I made this earlier, while I was looking at the Office of National Statistics' income/tax/benefit stats. I'm an interesting person like that 
Thought I may as well put it on the thread.
It shows that, although the bottom three tenths of the UK receive more in benefits than they pay out in taxes, the top one-tenth is still left with a disproportionately high income compared to everyone else.
You can see how the richest 10% of households skew our income distribution, because they've pulled the average higher than it ought to be.
If the distribution was more 'fair', at least to the middles, the 'average' line would cross the tops of the 5th and 6th bars - be in the middle.
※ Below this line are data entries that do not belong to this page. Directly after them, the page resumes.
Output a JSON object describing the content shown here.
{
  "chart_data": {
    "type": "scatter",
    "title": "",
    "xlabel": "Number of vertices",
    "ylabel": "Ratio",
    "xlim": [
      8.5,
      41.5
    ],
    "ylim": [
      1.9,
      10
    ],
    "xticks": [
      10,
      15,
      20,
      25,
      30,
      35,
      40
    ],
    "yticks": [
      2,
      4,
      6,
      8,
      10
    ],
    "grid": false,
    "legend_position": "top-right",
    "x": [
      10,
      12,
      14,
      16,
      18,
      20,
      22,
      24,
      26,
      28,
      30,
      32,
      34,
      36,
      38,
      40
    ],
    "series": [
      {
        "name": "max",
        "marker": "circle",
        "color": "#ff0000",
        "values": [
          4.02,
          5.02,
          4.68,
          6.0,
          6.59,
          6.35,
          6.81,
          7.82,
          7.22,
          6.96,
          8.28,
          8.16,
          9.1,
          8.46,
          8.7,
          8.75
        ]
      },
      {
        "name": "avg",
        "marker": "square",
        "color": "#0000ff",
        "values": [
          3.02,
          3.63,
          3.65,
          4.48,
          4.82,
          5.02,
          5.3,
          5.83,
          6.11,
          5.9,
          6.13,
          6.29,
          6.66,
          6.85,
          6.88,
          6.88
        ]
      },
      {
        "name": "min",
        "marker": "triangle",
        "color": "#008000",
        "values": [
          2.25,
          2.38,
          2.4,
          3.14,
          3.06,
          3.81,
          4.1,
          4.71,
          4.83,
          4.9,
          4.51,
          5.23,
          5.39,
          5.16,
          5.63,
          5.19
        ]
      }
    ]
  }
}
As it is, it only just meets the top of the 4th decile.
Soaring final income levels at the 1st decile are causing too much inequality.
The answer isn't to reduce the average, but to pull some more of that 1st decile income down into the poorer groups: make the final bar shorter, and the 10th - 5th bars taller.
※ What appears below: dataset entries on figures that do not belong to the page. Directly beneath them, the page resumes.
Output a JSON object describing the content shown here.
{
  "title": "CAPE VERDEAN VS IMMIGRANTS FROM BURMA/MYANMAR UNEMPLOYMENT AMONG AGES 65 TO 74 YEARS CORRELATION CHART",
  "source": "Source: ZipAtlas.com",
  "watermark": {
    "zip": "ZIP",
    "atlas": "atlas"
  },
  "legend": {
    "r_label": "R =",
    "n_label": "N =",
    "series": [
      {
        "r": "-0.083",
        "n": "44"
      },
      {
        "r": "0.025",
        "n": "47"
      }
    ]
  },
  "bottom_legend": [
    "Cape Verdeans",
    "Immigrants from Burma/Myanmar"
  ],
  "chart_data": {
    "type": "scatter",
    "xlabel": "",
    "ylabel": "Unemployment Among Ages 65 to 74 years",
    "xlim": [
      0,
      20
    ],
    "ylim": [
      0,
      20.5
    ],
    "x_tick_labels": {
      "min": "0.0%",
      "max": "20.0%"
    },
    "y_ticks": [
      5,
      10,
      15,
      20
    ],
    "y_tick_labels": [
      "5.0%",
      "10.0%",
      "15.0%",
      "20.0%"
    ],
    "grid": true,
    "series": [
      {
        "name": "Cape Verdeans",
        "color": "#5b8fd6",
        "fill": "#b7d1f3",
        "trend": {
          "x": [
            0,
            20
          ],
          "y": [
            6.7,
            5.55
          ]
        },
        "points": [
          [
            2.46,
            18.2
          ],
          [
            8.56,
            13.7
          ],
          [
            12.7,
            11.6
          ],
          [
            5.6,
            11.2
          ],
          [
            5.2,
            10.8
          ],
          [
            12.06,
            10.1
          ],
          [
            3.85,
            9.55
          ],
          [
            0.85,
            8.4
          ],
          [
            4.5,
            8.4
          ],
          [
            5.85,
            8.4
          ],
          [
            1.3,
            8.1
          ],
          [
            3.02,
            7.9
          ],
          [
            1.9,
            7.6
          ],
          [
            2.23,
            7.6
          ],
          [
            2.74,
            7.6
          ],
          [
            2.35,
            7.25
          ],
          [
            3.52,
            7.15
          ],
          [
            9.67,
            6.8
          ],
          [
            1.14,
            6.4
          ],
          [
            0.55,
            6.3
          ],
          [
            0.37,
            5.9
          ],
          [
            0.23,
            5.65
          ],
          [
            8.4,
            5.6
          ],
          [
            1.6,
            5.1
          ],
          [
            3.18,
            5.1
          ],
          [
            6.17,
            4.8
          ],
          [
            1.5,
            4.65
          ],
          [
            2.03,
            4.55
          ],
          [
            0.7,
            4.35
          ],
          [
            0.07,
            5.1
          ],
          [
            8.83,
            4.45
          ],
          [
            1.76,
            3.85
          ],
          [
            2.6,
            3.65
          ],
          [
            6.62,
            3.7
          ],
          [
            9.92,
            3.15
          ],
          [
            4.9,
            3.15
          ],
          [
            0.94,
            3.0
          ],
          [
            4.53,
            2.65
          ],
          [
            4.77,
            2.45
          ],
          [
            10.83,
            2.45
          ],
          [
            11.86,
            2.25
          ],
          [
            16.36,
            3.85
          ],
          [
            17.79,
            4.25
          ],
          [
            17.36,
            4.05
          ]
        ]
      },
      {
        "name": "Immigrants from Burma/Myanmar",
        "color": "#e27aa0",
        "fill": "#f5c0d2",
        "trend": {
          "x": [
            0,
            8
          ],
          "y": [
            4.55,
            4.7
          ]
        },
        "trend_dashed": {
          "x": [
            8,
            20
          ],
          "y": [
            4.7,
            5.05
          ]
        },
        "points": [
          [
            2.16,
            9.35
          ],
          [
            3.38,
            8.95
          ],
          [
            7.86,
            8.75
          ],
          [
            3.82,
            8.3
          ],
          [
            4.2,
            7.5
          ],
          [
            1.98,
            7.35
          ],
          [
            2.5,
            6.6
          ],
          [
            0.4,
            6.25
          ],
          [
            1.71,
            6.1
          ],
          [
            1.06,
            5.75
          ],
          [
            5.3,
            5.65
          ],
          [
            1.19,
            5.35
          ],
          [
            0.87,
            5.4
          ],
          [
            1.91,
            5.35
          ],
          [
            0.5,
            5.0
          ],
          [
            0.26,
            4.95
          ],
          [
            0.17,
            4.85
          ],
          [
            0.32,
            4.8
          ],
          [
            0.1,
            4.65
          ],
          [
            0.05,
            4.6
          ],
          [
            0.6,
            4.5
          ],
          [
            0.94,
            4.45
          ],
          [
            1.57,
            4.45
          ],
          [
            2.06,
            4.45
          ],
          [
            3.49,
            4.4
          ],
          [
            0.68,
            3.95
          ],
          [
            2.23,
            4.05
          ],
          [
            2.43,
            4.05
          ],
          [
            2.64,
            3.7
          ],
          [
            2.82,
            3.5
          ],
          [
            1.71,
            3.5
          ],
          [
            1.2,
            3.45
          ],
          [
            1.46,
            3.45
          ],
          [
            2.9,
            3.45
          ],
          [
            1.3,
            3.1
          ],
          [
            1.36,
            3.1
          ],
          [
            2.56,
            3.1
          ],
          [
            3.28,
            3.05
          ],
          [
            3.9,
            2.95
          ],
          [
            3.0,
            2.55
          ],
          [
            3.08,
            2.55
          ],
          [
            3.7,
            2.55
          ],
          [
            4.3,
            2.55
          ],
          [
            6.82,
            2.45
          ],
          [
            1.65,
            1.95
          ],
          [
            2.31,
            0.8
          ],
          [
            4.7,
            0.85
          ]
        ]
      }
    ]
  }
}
As we've seen upthread, improved income equality has a highly positive effect on economic growth. (This makes sense: more people buying more stuff means more people trading, so good news all round.)
In reality, the top decile's bar could be pulled down efficiently by taking more taxes and/or awarding fewer benefits to the top 1%. A household income of £80k isn't that high. Lumping the data into deciles hides the fact that a few hundred thousand households have extremely high incomes.
Similarly, a few hundred thousand of the poorest households actually have an income of around zero.